I really do not like this guy.

Membership to this Banal District gym is almost $160/month! “CRAZY! YOU CRAZY!” as my Polish immigrant grandmother, Bapy, would say!

Here once lived – LIVED! – my old neighborhood’s shopping district! Open all day … fun, friendly, cheap, delicious, ethnic (Jewish, Polish, Lithuanian), accessible to all! REAL! A haven for outsiders, refugees, laborers and the exploited … the dusty and the damsal in distress. The pious and the predatory. We, our parents or grandparents fled Eastern Europe, the bottom of the barrel for us, and made Worcester our new home.
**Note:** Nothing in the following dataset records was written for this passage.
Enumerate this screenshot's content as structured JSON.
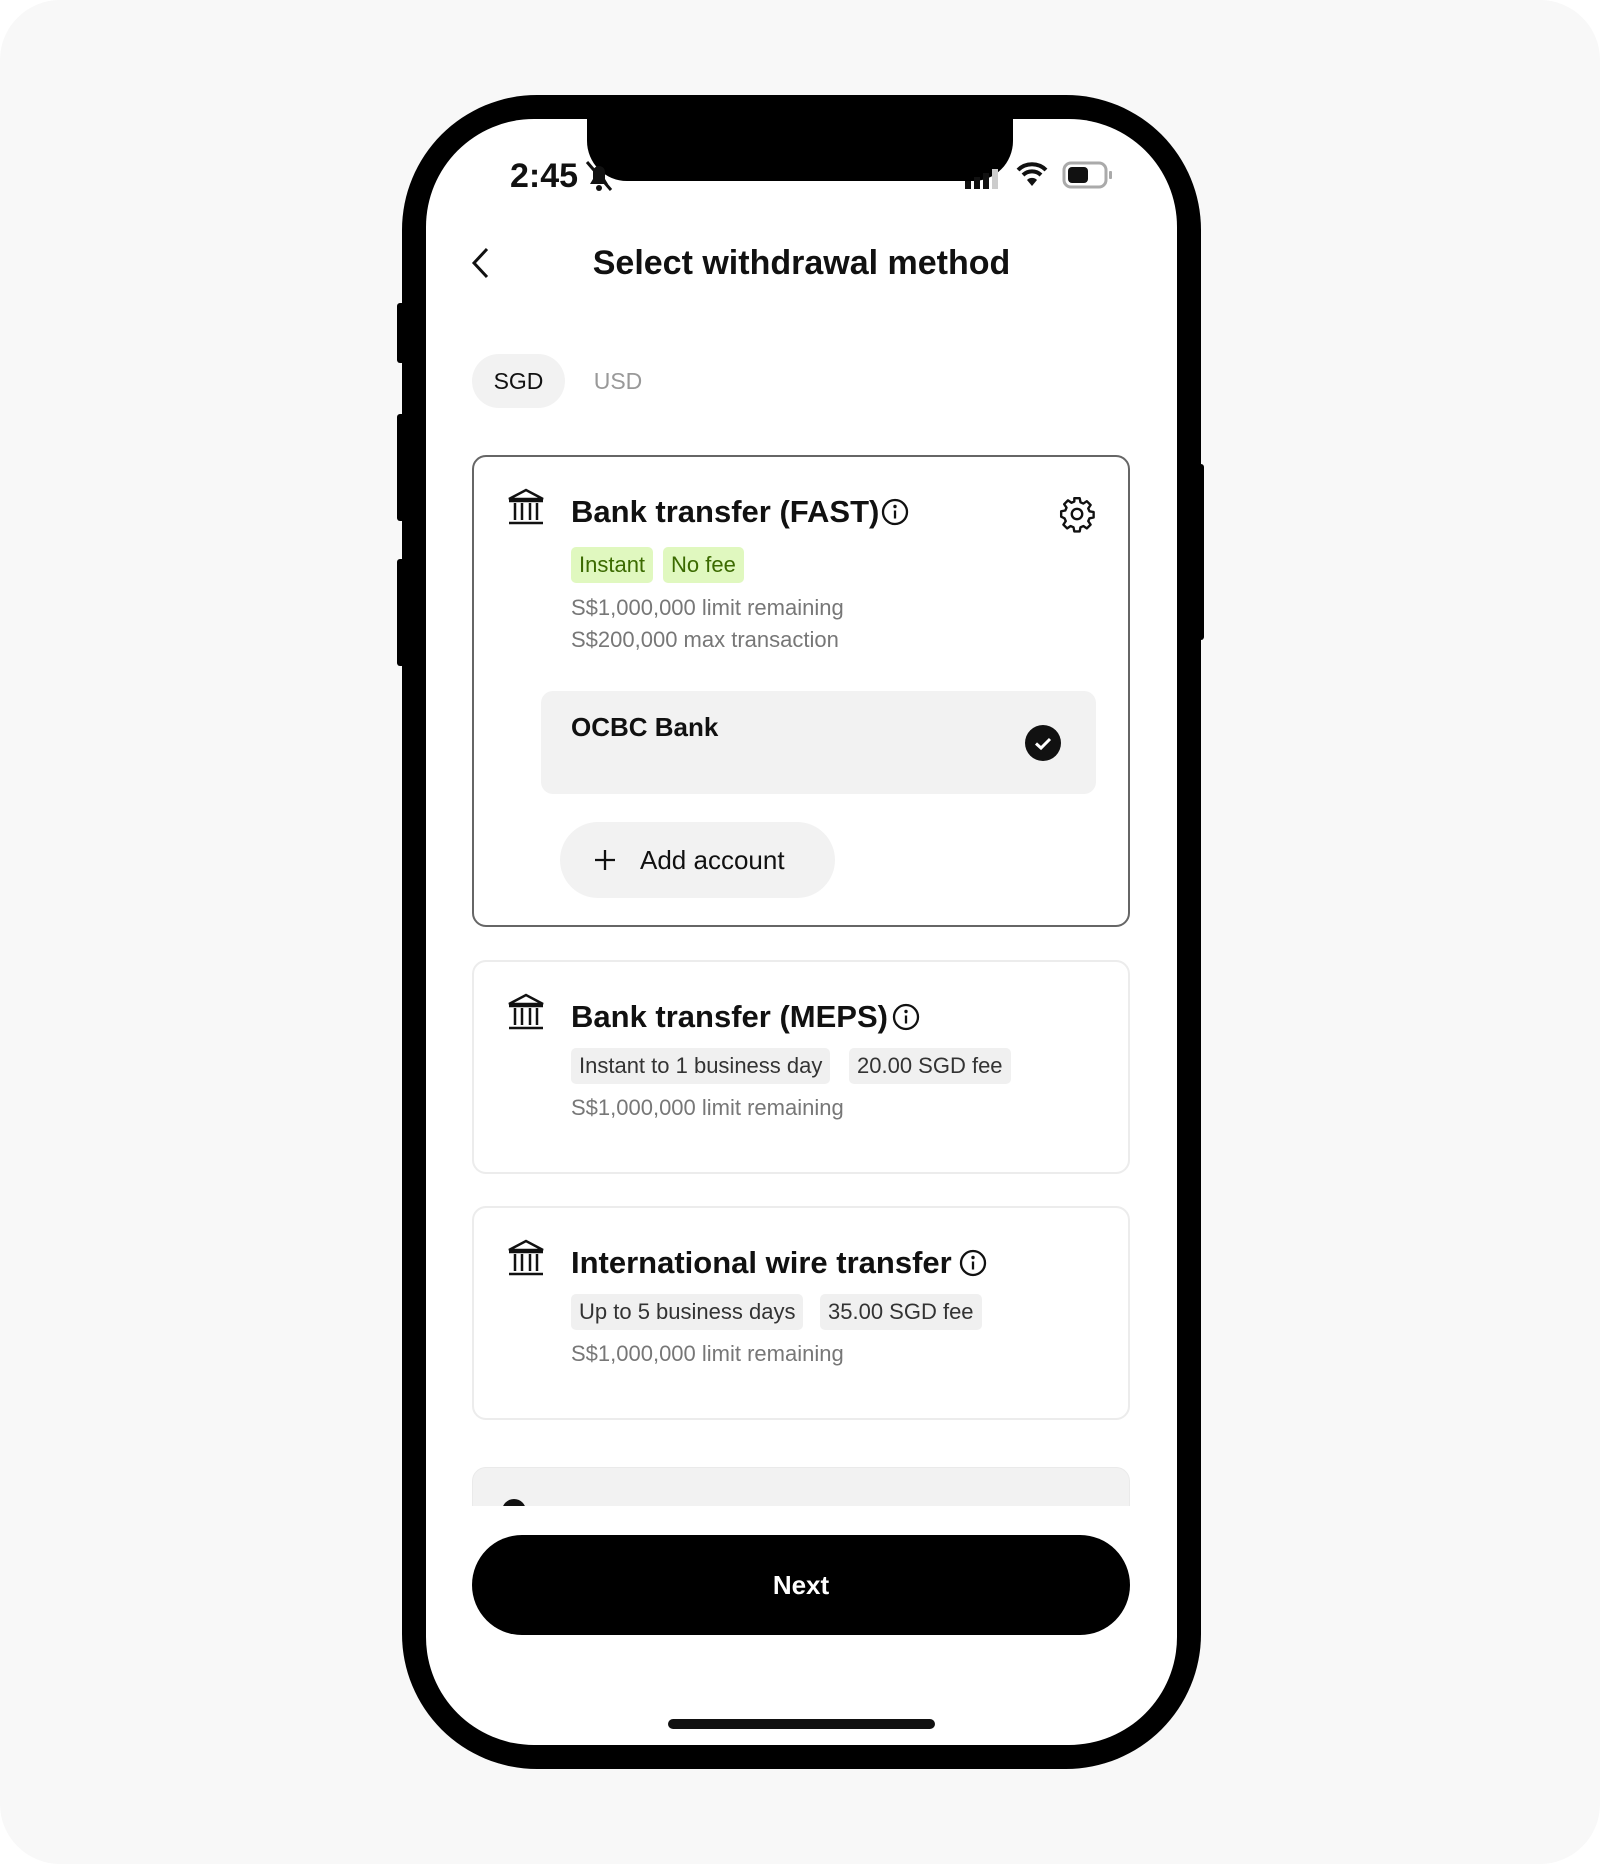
{
  "status": {
    "time": "2:45"
  },
  "header": {
    "title": "Select withdrawal method"
  },
  "tabs": [
    {
      "label": "SGD",
      "selected": true
    },
    {
      "label": "USD",
      "selected": false
    }
  ],
  "methods": [
    {
      "title": "Bank transfer (FAST)",
      "badges": [
        "Instant",
        "No fee"
      ],
      "lines": [
        "S$1,000,000 limit remaining",
        "S$200,000 max transaction"
      ],
      "selected": true,
      "account": {
        "name": "OCBC Bank",
        "selected": true
      },
      "add_account_label": "Add account"
    },
    {
      "title": "Bank transfer (MEPS)",
      "badges": [
        "Instant to 1 business day",
        "20.00 SGD fee"
      ],
      "lines": [
        "S$1,000,000 limit remaining"
      ]
    },
    {
      "title": "International wire transfer",
      "badges": [
        "Up to 5 business days",
        "35.00 SGD fee"
      ],
      "lines": [
        "S$1,000,000 limit remaining"
      ]
    }
  ],
  "next_label": "Next",
  "colors": {
    "accent": "#000000",
    "badge_green_bg": "#e0f8bf",
    "badge_green_text": "#3b6a00",
    "badge_grey_bg": "#f0f0f0"
  }
}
Water Street was our culinary heaven, and it became our adopted city’s cool hangout. The Broadway restaurant, the drugstore that served homemade icecream sundaes, bakeries … Cooks of all ilk – and tourists – welcome!

My HOME.

When my late mother was a little girl, she’d go to the open air markets on Water Street with my grandfather, a Polish immigrant who loved Green Island too. They’d go shopping: buy the family’s bulkies, then vegetables and meat. She once told me of the small, trained monkey owned by one of the market’s vendors – a kind of cruel entertainment for customers, he was chained at the ankle and very nervous as he danced for their pennies. He kept turning around and around, patting his bony little butt for all the customers to see: KISS MY ARSE! he was saying to them! Kiss my arse! He wore a little red velvet vest and matching cap.

Where is that little monkey when you need him most?